David Bishai1*, Benjamin Johns2, Amnesty Lefevre2, Divya Nair1, Emily Simons3# and Alya Dabbagh3#
1Department of Population Family and Reproductive Health, Johns Hopkins Bloomberg School of Public Health, Baltimore, USA
2Department of International Health, Johns Hopkins Bloomberg School of Public Health, Baltimore, USA
3Department of Immunization, Vaccines and Biologicals, World Health Organization, Geneva Switzerland
#The author is a staff member of the World Health Organization. The author alone is responsible for the views expressed in this publication and they do not necessarily represent the decisions, policy or views of the World Health Organization.

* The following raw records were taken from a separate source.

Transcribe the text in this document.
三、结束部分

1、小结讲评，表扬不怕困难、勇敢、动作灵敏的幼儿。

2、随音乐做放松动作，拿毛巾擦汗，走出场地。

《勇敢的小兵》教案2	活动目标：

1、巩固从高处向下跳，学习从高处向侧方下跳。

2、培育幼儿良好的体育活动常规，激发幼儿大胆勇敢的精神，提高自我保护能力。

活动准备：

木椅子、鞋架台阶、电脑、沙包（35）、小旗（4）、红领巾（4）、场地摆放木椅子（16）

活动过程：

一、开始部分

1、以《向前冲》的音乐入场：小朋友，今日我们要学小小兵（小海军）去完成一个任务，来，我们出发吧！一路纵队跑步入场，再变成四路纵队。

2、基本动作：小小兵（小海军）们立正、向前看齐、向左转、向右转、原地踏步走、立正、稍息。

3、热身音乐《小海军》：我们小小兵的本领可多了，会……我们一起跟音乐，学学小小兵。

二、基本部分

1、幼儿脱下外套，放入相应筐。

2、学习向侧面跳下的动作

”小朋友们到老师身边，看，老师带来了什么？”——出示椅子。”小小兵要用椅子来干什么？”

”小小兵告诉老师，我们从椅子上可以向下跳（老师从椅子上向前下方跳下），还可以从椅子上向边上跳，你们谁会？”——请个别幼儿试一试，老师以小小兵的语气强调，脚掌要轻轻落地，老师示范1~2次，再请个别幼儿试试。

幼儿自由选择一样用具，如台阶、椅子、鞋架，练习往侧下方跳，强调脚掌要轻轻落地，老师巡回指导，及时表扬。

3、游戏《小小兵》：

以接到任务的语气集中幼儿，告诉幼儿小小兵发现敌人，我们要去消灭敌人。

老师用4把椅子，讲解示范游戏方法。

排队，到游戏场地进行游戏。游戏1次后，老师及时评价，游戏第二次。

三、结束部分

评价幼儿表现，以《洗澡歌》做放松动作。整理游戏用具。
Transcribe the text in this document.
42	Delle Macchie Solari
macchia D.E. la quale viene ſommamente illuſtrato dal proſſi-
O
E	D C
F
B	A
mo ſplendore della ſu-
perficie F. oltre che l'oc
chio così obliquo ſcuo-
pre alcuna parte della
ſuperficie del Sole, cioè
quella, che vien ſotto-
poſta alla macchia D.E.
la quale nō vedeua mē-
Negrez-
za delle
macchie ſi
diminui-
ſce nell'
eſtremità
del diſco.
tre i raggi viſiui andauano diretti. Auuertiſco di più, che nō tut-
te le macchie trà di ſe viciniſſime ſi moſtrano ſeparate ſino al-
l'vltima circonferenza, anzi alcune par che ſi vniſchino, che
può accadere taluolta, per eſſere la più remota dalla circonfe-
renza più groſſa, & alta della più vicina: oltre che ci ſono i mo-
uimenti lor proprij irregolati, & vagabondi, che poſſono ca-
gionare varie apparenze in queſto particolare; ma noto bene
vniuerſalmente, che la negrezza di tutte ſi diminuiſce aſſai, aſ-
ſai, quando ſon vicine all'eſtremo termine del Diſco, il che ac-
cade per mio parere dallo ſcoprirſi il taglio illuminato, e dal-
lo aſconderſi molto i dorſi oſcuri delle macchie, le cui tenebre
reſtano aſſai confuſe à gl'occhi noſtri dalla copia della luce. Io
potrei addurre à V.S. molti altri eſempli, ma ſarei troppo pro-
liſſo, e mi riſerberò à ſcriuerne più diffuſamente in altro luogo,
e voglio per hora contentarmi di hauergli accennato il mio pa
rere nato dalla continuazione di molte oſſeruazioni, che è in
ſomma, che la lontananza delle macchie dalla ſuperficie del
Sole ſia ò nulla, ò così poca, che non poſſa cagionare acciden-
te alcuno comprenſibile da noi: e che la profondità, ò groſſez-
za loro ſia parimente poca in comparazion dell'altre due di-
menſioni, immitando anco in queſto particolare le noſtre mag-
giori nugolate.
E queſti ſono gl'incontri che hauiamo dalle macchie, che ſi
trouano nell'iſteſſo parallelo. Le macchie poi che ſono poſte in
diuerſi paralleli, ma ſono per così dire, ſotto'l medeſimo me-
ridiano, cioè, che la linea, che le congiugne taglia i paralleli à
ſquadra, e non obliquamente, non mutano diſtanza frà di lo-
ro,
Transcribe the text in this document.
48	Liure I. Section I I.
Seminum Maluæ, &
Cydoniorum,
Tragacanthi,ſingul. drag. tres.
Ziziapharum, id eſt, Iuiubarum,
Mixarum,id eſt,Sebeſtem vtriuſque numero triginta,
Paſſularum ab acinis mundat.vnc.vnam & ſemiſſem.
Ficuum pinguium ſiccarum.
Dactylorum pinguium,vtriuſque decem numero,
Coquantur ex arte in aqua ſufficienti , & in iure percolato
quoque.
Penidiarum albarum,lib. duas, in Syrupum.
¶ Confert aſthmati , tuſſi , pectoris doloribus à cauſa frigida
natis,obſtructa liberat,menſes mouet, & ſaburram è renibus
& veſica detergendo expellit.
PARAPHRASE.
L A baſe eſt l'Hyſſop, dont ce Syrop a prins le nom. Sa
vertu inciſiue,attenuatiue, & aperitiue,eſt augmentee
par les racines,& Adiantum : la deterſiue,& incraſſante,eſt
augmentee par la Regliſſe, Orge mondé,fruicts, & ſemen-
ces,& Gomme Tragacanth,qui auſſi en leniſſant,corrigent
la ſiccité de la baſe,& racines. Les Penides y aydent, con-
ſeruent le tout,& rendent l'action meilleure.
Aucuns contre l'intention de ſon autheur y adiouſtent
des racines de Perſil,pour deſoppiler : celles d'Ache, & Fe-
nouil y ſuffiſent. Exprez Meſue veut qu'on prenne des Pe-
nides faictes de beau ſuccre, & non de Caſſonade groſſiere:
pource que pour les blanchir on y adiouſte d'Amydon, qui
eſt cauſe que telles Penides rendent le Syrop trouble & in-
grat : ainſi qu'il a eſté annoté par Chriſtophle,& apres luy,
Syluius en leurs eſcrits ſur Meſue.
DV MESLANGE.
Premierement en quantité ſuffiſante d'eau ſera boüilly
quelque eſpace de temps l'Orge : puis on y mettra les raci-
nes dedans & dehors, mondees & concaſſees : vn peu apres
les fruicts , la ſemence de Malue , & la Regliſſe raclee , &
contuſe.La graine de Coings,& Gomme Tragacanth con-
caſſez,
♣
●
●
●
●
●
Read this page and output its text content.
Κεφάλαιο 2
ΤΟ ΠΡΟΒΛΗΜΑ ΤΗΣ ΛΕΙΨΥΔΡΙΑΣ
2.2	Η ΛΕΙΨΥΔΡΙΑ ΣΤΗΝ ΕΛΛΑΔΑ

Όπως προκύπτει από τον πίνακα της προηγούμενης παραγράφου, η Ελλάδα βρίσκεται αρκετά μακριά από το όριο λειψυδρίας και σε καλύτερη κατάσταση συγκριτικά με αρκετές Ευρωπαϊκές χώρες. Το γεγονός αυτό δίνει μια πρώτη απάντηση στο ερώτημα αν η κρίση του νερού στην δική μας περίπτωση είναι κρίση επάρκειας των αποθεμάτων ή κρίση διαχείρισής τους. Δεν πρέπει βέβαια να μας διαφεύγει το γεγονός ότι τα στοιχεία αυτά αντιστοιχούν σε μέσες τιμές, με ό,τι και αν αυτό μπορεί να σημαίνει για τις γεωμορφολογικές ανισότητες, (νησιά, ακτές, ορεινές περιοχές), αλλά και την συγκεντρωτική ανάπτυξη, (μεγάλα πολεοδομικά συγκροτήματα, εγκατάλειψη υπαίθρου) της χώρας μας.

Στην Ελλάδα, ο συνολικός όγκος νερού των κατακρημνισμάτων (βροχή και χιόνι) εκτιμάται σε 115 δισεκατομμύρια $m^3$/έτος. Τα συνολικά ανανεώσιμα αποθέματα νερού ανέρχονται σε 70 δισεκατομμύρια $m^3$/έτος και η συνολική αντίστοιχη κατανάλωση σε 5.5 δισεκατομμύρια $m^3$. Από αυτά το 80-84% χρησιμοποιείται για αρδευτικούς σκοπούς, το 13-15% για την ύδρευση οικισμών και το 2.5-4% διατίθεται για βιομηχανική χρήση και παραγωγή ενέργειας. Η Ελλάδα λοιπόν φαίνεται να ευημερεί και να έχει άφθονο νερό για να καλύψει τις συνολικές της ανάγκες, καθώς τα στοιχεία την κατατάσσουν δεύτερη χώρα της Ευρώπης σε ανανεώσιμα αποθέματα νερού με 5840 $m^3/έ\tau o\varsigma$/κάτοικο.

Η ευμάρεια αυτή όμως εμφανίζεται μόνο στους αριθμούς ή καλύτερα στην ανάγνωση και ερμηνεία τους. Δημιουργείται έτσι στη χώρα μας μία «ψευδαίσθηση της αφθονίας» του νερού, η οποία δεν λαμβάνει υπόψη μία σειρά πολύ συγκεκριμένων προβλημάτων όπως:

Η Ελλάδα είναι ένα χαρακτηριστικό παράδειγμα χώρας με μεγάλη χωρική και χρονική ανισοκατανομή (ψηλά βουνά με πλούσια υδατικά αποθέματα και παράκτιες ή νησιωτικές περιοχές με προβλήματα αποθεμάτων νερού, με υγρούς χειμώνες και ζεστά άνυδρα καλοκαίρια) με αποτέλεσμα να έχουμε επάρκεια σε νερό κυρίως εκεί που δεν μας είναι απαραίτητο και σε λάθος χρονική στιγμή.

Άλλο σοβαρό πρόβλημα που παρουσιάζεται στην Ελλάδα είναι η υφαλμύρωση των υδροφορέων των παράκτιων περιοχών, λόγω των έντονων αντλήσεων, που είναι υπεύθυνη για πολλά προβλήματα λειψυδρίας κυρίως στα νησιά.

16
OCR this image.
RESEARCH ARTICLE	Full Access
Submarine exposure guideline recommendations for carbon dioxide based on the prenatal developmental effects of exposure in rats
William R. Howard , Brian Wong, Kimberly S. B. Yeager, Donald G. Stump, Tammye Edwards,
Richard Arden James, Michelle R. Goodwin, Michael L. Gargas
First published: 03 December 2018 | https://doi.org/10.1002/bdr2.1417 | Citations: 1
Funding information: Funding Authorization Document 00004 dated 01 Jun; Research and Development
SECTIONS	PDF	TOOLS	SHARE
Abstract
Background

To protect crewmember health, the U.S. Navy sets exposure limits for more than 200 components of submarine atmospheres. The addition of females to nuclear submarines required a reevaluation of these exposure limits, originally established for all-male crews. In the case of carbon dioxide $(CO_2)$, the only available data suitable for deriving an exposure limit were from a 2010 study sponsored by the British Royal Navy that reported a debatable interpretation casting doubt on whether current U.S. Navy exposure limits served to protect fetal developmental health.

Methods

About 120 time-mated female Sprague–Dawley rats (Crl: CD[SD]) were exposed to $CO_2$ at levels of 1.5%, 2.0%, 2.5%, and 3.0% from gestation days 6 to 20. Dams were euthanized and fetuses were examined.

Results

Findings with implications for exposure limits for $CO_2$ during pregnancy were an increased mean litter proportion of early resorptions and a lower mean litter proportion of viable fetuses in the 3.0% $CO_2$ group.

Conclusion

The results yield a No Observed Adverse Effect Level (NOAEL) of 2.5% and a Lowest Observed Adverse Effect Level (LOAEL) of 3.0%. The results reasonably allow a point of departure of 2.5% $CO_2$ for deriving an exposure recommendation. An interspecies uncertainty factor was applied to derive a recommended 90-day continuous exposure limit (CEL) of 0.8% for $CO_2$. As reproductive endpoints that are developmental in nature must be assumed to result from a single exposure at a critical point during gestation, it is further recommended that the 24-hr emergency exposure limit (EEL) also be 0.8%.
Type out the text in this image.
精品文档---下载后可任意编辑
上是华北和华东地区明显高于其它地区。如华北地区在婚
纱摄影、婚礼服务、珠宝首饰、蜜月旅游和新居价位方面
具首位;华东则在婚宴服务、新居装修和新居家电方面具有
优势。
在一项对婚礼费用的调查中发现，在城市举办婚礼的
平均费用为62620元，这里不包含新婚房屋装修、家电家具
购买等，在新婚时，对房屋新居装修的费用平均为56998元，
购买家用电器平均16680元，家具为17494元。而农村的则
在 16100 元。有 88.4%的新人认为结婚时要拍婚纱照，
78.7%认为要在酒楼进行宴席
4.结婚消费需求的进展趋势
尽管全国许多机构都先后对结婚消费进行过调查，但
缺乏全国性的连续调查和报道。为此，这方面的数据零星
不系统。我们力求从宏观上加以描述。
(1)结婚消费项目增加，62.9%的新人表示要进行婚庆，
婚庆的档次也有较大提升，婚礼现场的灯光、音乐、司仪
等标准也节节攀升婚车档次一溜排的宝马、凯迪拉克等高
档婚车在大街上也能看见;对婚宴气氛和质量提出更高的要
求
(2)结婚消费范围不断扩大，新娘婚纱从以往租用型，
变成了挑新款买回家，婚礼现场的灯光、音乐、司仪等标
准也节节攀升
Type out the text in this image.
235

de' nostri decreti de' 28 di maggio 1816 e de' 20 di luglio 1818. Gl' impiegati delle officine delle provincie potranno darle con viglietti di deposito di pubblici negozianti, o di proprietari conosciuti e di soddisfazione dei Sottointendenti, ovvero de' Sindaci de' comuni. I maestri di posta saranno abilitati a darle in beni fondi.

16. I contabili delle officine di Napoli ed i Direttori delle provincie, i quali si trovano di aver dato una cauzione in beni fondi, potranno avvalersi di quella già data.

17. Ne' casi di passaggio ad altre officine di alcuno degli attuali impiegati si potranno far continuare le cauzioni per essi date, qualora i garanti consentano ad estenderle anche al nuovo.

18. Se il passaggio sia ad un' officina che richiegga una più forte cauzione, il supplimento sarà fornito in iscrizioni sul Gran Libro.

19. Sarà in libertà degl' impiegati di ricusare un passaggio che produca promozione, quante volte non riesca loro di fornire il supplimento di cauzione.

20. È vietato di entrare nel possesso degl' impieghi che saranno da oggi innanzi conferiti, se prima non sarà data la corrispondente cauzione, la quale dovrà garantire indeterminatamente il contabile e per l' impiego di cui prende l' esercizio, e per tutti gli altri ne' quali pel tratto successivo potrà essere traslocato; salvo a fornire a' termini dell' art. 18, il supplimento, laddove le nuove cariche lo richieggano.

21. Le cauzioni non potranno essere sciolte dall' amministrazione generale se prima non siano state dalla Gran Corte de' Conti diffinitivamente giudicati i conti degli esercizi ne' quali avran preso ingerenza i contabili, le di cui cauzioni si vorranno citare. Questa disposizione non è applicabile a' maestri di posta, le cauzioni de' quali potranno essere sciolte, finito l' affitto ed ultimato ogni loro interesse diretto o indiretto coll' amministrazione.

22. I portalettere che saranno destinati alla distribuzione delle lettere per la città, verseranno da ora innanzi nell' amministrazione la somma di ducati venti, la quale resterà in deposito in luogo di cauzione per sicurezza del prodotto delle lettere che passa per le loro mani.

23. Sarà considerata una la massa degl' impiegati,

Corresponding Author : David Bishai
Department of Population Family and Reproductive Health
Johns Hopkins Bloomberg School of Public Health, Room E4622
615 N. Wolfe St., Baltimore, MD 21205, USA
Tel: +1-410-955-7807
Fax: +1 410-955-2392
E-mail: [email protected]
Received May 15, 2012; Accepted May 22, 2012; Published May 30, 2012
Citation: Bishai D, Johns B, Lefevre A, Nair D, Simons E, et al. (2012) Measles Eradication versus Measles Control: An Economic Analysis. J Vaccines Vaccin S3:002. doi:10.4172/2157-7560.S3-002
Copyright: © 2012 Bishai D, et al. This is an open-access article distributed under the terms of the Creative Commons Attribution License, which permits unrestricted use, distribution, and reproduction in any medium, provided the original author and source are credited.

Abstract

Background: Policy makers choosing whether to eradicate or control measles need to know about the costs of eradication and its alternatives. Methods: This project used a dynamic age-tiered measles transmission model for 6 countries (Bangladesh, Brazil, Colombia, Ethiopia, Tajikistan, and Uganda), which was extrapolated to a linear model that was applied globally. Policy options were constant vaccine coverage at 2010 levels, eradication by 2020, eradication by 2025, 95% mortality reduction by 2015, and 98% mortality reduction by 2020. We compared cumulative discounted societal costs, caseloads, lives, and disability adjusted life years (DALYS) saved with each policy option from 2010 to 2050. Sensitivity analysis tested robustness to parameters. Findings: Strategies to eradicate measles in Bangladesh, Ethiopia, and Uganda cost more than twice as much as control strategies, but have similar costs per DALY averted. More generally, in low and middle income countries that have not yet eliminated measles, the incremental cost effectiveness of control at $20 to $25 per measles death averted is similar to eradication at $22 to $24 per measles death averted. For high income countries that have not yet eliminated measles, eradication by 2020 would prevent deaths and save $800 million more than measles control from 2010-2050 due to averted costs of outbreaks. Interpretation: Measles eradication and measles control are both cost effective. Measles control and eradication have equivalent costs per life saved in low income countries, but high income countries derive savings only if measles is eradicated and imported cases stop.